Merchandising for profit in convenience stores
C-Stores often suffer from a kind of “SKU Proliferation”. An ever expanding array of products that may, or may not be earning their keep on the retail floor. Real estate is costly and always in demand, especially in smaller format stores. Vendors (and their products) regularly compete for shelf space and planogram positioning. But what about the retailer? Are they analysing their sell through data to determine what stays and what goes?
In a recent presentation delivered by Hugh Large, a respected C-Store consultant, the average North American C-Store generates $400/square foot. So in the simplest of terms, if a product, category or SKU is not hitting this metric based upon the square footage it occupies, perhaps it’s time to eliminate it from your offering. Granted, this is an oversimplified assertion that omits considerations for more effective POP (Point of Purchase Displays), planogramming and general product placement (all of which may improve sell through for a product under scrutiny), but it’s the foundational principal for determining your product mix.
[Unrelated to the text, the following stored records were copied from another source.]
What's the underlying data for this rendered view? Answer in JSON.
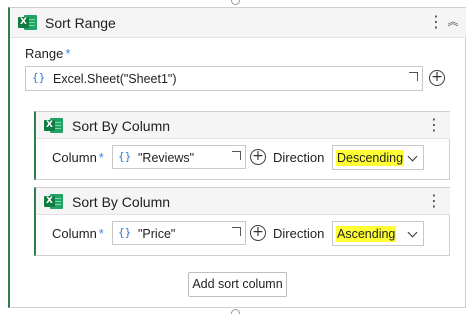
{
  "activity": {
    "title": "Sort Range",
    "menu_icon": "kebab-vertical-icon",
    "collapse_icon": "double-chevron-up-icon"
  },
  "range": {
    "label": "Range",
    "required_mark": "*",
    "braces": "{}",
    "value": "Excel.Sheet(\"Sheet1\")"
  },
  "sort_columns": [
    {
      "title": "Sort By Column",
      "column_label": "Column",
      "required_mark": "*",
      "braces": "{}",
      "column_value": "\"Reviews\"",
      "direction_label": "Direction",
      "direction_value": "Descending"
    },
    {
      "title": "Sort By Column",
      "column_label": "Column",
      "required_mark": "*",
      "braces": "{}",
      "column_value": "\"Price\"",
      "direction_label": "Direction",
      "direction_value": "Ascending"
    }
  ],
  "add_sort_column_label": "Add sort column",
  "colors": {
    "accent_green": "#2f7d52",
    "excel_green": "#107c41",
    "required_blue": "#3b82f6",
    "highlight_yellow": "#ffff33"
  }
}
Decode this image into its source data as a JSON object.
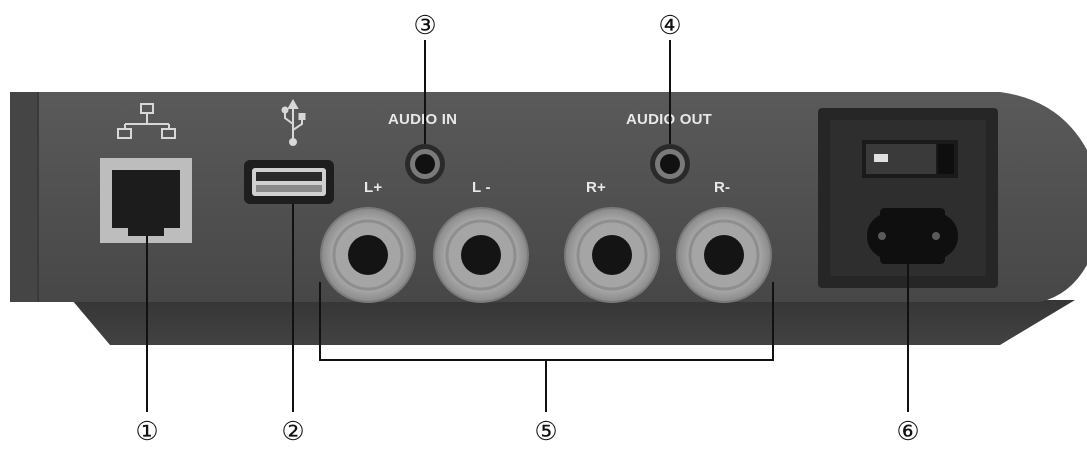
{
  "colors": {
    "body_main": "#4f4f4f",
    "body_top": "#595959",
    "body_bottom": "#3a3a3a",
    "body_dark": "#2a2a2a",
    "port_light": "#bdbdbd",
    "label_text": "#e8e8e8",
    "callout_line": "#111111"
  },
  "ports": {
    "ethernet": {
      "icon": "network-icon"
    },
    "usb": {
      "icon": "usb-icon"
    },
    "audio_in": {
      "label": "AUDIO IN"
    },
    "audio_out": {
      "label": "AUDIO OUT"
    },
    "speaker_terminals": [
      {
        "label": "L+"
      },
      {
        "label": "L -"
      },
      {
        "label": "R+"
      },
      {
        "label": "R-"
      }
    ],
    "power": {
      "icon": "power-switch-icon"
    }
  },
  "callouts": [
    "①",
    "②",
    "③",
    "④",
    "⑤",
    "⑥"
  ]
}
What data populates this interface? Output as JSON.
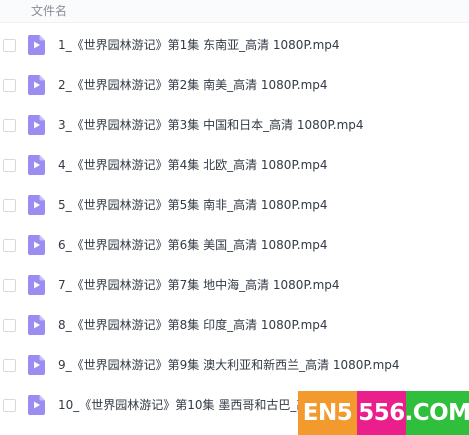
{
  "header": {
    "column_label": "文件名"
  },
  "files": [
    {
      "name": "1_《世界园林游记》第1集 东南亚_高清 1080P.mp4"
    },
    {
      "name": "2_《世界园林游记》第2集 南美_高清 1080P.mp4"
    },
    {
      "name": "3_《世界园林游记》第3集 中国和日本_高清 1080P.mp4"
    },
    {
      "name": "4_《世界园林游记》第4集 北欧_高清 1080P.mp4"
    },
    {
      "name": "5_《世界园林游记》第5集 南非_高清 1080P.mp4"
    },
    {
      "name": "6_《世界园林游记》第6集 美国_高清 1080P.mp4"
    },
    {
      "name": "7_《世界园林游记》第7集 地中海_高清 1080P.mp4"
    },
    {
      "name": "8_《世界园林游记》第8集 印度_高清 1080P.mp4"
    },
    {
      "name": "9_《世界园林游记》第9集 澳大利亚和新西兰_高清 1080P.mp4"
    },
    {
      "name": "10_《世界园林游记》第10集 墨西哥和古巴_高"
    }
  ],
  "watermark": {
    "part1": "EN5",
    "part2": "556",
    "part3": ".COM"
  },
  "colors": {
    "icon": "#9a8cf0",
    "watermark_orange": "#f29a2e",
    "watermark_pink": "#ea1f8c",
    "watermark_green": "#2fbf3c"
  },
  "icons": {
    "file": "video-file-icon"
  }
}
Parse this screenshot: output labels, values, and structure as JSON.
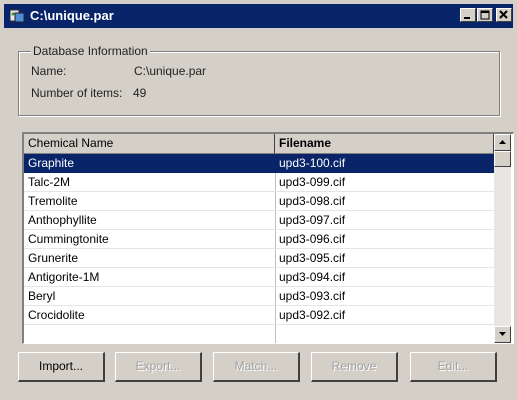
{
  "window": {
    "title": "C:\\unique.par",
    "buttons": {
      "minimize": "minimize-icon",
      "maximize": "maximize-icon",
      "close": "close-icon"
    }
  },
  "database_info": {
    "legend": "Database Information",
    "name_label": "Name:",
    "name_value": "C:\\unique.par",
    "count_label": "Number of items:",
    "count_value": "49"
  },
  "list": {
    "columns": [
      "Chemical Name",
      "Filename"
    ],
    "rows": [
      {
        "name": "Graphite",
        "file": "upd3-100.cif"
      },
      {
        "name": "Talc-2M",
        "file": "upd3-099.cif"
      },
      {
        "name": "Tremolite",
        "file": "upd3-098.cif"
      },
      {
        "name": "Anthophyllite",
        "file": "upd3-097.cif"
      },
      {
        "name": "Cummingtonite",
        "file": "upd3-096.cif"
      },
      {
        "name": "Grunerite",
        "file": "upd3-095.cif"
      },
      {
        "name": "Antigorite-1M",
        "file": "upd3-094.cif"
      },
      {
        "name": "Beryl",
        "file": "upd3-093.cif"
      },
      {
        "name": "Crocidolite",
        "file": "upd3-092.cif"
      }
    ],
    "selected_row": "Graphite"
  },
  "buttons": {
    "import": "Import...",
    "export": "Export...",
    "match": "Match...",
    "remove": "Remove",
    "edit": "Edit..."
  },
  "colors": {
    "titlebar": "#0a246a",
    "selection": "#0a246a",
    "face": "#d4d0c8"
  }
}
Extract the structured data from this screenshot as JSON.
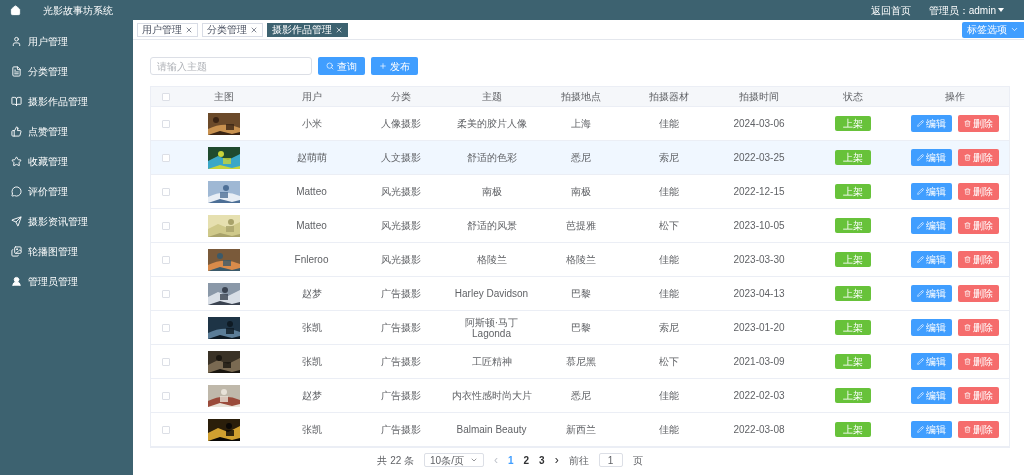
{
  "app_title": "光影故事坊系统",
  "top_links": [
    {
      "label": "返回首页"
    },
    {
      "label": "管理员：admin"
    }
  ],
  "sidebar": {
    "items": [
      {
        "label": "用户管理",
        "kind": "user"
      },
      {
        "label": "分类管理",
        "kind": "doc"
      },
      {
        "label": "摄影作品管理",
        "kind": "book"
      },
      {
        "label": "点赞管理",
        "kind": "like"
      },
      {
        "label": "收藏管理",
        "kind": "star"
      },
      {
        "label": "评价管理",
        "kind": "chat"
      },
      {
        "label": "摄影资讯管理",
        "kind": "send"
      },
      {
        "label": "轮播图管理"
      },
      {
        "label": "管理员管理",
        "kind": "admin"
      }
    ]
  },
  "tabs": [
    {
      "label": "用户管理",
      "selected": false
    },
    {
      "label": "分类管理",
      "selected": false
    },
    {
      "label": "摄影作品管理",
      "selected": true
    }
  ],
  "tab_options": "标签选项",
  "search": {
    "placeholder": "请输入主题"
  },
  "buttons": [
    {
      "label": "查询",
      "kind": "search"
    },
    {
      "label": "发布",
      "kind": "add"
    }
  ],
  "table": {
    "select_all": {
      "checked": false
    },
    "columns": [
      "主图",
      "用户",
      "分类",
      "主题",
      "拍摄地点",
      "拍摄器材",
      "拍摄时间",
      "状态",
      "操作"
    ],
    "rows": [
      {
        "checked": false,
        "highlighted": false,
        "cells": [
          {
            "kind": "picture"
          },
          {
            "kind": "text",
            "text": "小米"
          },
          {
            "kind": "text",
            "text": "人像摄影"
          },
          {
            "kind": "text",
            "text": "柔美的胶片人像"
          },
          {
            "kind": "text",
            "text": "上海"
          },
          {
            "kind": "text",
            "text": "佳能"
          },
          {
            "kind": "text",
            "text": "2024-03-06"
          },
          {
            "kind": "status",
            "text": "上架"
          },
          {
            "kind": "actions",
            "edit": "编辑",
            "delete": "删除"
          }
        ]
      },
      {
        "checked": false,
        "highlighted": true,
        "cells": [
          {
            "kind": "picture"
          },
          {
            "kind": "text",
            "text": "赵萌萌"
          },
          {
            "kind": "text",
            "text": "人文摄影"
          },
          {
            "kind": "text",
            "text": "舒适的色彩"
          },
          {
            "kind": "text",
            "text": "悉尼"
          },
          {
            "kind": "text",
            "text": "索尼"
          },
          {
            "kind": "text",
            "text": "2022-03-25"
          },
          {
            "kind": "status",
            "text": "上架"
          },
          {
            "kind": "actions",
            "edit": "编辑",
            "delete": "删除"
          }
        ]
      },
      {
        "checked": false,
        "highlighted": false,
        "cells": [
          {
            "kind": "picture"
          },
          {
            "kind": "text",
            "text": "Matteo"
          },
          {
            "kind": "text",
            "text": "风光摄影"
          },
          {
            "kind": "text",
            "text": "南极"
          },
          {
            "kind": "text",
            "text": "南极"
          },
          {
            "kind": "text",
            "text": "佳能"
          },
          {
            "kind": "text",
            "text": "2022-12-15"
          },
          {
            "kind": "status",
            "text": "上架"
          },
          {
            "kind": "actions",
            "edit": "编辑",
            "delete": "删除"
          }
        ]
      },
      {
        "checked": false,
        "highlighted": false,
        "cells": [
          {
            "kind": "picture"
          },
          {
            "kind": "text",
            "text": "Matteo"
          },
          {
            "kind": "text",
            "text": "风光摄影"
          },
          {
            "kind": "text",
            "text": "舒适的风景"
          },
          {
            "kind": "text",
            "text": "芭提雅"
          },
          {
            "kind": "text",
            "text": "松下"
          },
          {
            "kind": "text",
            "text": "2023-10-05"
          },
          {
            "kind": "status",
            "text": "上架"
          },
          {
            "kind": "actions",
            "edit": "编辑",
            "delete": "删除"
          }
        ]
      },
      {
        "checked": false,
        "highlighted": false,
        "cells": [
          {
            "kind": "picture"
          },
          {
            "kind": "text",
            "text": "Fnleroo"
          },
          {
            "kind": "text",
            "text": "风光摄影"
          },
          {
            "kind": "text",
            "text": "格陵兰"
          },
          {
            "kind": "text",
            "text": "格陵兰"
          },
          {
            "kind": "text",
            "text": "佳能"
          },
          {
            "kind": "text",
            "text": "2023-03-30"
          },
          {
            "kind": "status",
            "text": "上架"
          },
          {
            "kind": "actions",
            "edit": "编辑",
            "delete": "删除"
          }
        ]
      },
      {
        "checked": false,
        "highlighted": false,
        "cells": [
          {
            "kind": "picture"
          },
          {
            "kind": "text",
            "text": "赵梦"
          },
          {
            "kind": "text",
            "text": "广告摄影"
          },
          {
            "kind": "text",
            "text": "Harley Davidson"
          },
          {
            "kind": "text",
            "text": "巴黎"
          },
          {
            "kind": "text",
            "text": "佳能"
          },
          {
            "kind": "text",
            "text": "2023-04-13"
          },
          {
            "kind": "status",
            "text": "上架"
          },
          {
            "kind": "actions",
            "edit": "编辑",
            "delete": "删除"
          }
        ]
      },
      {
        "checked": false,
        "highlighted": false,
        "cells": [
          {
            "kind": "picture"
          },
          {
            "kind": "text",
            "text": "张凯"
          },
          {
            "kind": "text",
            "text": "广告摄影"
          },
          {
            "kind": "text",
            "text": "阿斯顿·马丁Lagonda"
          },
          {
            "kind": "text",
            "text": "巴黎"
          },
          {
            "kind": "text",
            "text": "索尼"
          },
          {
            "kind": "text",
            "text": "2023-01-20"
          },
          {
            "kind": "status",
            "text": "上架"
          },
          {
            "kind": "actions",
            "edit": "编辑",
            "delete": "删除"
          }
        ]
      },
      {
        "checked": false,
        "highlighted": false,
        "cells": [
          {
            "kind": "picture"
          },
          {
            "kind": "text",
            "text": "张凯"
          },
          {
            "kind": "text",
            "text": "广告摄影"
          },
          {
            "kind": "text",
            "text": "工匠精神"
          },
          {
            "kind": "text",
            "text": "慕尼黑"
          },
          {
            "kind": "text",
            "text": "松下"
          },
          {
            "kind": "text",
            "text": "2021-03-09"
          },
          {
            "kind": "status",
            "text": "上架"
          },
          {
            "kind": "actions",
            "edit": "编辑",
            "delete": "删除"
          }
        ]
      },
      {
        "checked": false,
        "highlighted": false,
        "cells": [
          {
            "kind": "picture"
          },
          {
            "kind": "text",
            "text": "赵梦"
          },
          {
            "kind": "text",
            "text": "广告摄影"
          },
          {
            "kind": "text",
            "text": "内衣性感时尚大片"
          },
          {
            "kind": "text",
            "text": "悉尼"
          },
          {
            "kind": "text",
            "text": "佳能"
          },
          {
            "kind": "text",
            "text": "2022-02-03"
          },
          {
            "kind": "status",
            "text": "上架"
          },
          {
            "kind": "actions",
            "edit": "编辑",
            "delete": "删除"
          }
        ]
      },
      {
        "checked": false,
        "highlighted": false,
        "cells": [
          {
            "kind": "picture"
          },
          {
            "kind": "text",
            "text": "张凯"
          },
          {
            "kind": "text",
            "text": "广告摄影"
          },
          {
            "kind": "text",
            "text": "Balmain Beauty"
          },
          {
            "kind": "text",
            "text": "新西兰"
          },
          {
            "kind": "text",
            "text": "佳能"
          },
          {
            "kind": "text",
            "text": "2022-03-08"
          },
          {
            "kind": "status",
            "text": "上架"
          },
          {
            "kind": "actions",
            "edit": "编辑",
            "delete": "删除"
          }
        ]
      }
    ]
  },
  "pagination": {
    "total": "共 22 条",
    "page_size": "10条/页",
    "prev": "‹",
    "pages": [
      {
        "label": "1",
        "selected": true
      },
      {
        "label": "2",
        "selected": false
      },
      {
        "label": "3",
        "selected": false
      }
    ],
    "next": "›",
    "goto_label": "前往",
    "goto_value": "1",
    "page_unit": "页"
  }
}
Now, the more subtle aspects of improving Revenue Per Square Foot (RPSF) really boil down to merchandising. This applies not only to dry goods and non-perishables that have long shelf lives and as such are tempting to keep around for long periods, but also your refrigerated and frozen products. As a designer and manufacturer of refrigerated merchandisers, this is of course the area we shall focus on.
Here are a few key tips to keep in mind:
- The cleanliness of your merchandiser can have a profound impact on product sales. Ask yourself this question; If the merchandiser appears to be contaminated with food borne pathogens (bacteria, salmonella, e-coli etc.) would you not then assume products housed there in may also be cross contaminated? Implement a QA process that includes daily inspections (and cleaning as required)
- Broken doors that fail to close (sliders are notorious for this), burned out illumination or dated (and often noisy) equipment suggest that the cooler/freezer may no longer be operating within spec., again creating the perception that the products therein may have reached unsafe temperatures.
- Planogram using the “Eye to Thigh” principle. The fastest moving or highest demand products should be placed on shelves at or around the 60” mark. This will ensure you maximize sales lift for these items.
- Choose merchandisers that have effective location/site identification (easy to see on the retail floor) This pertains to aspects of both exterior (branded signage) illumination as well as interior illumination (highlights product facings)
- Remember the “Face Up Face Out” rule (see previous blog entry). Full merchandisers and neatly organized products sell better.
And remember, product sales analysis is not a one-time event. A lot of variables will affect product sales in both a positive and negative manner, so plan to analyze your data at minimum on a quarterly basis.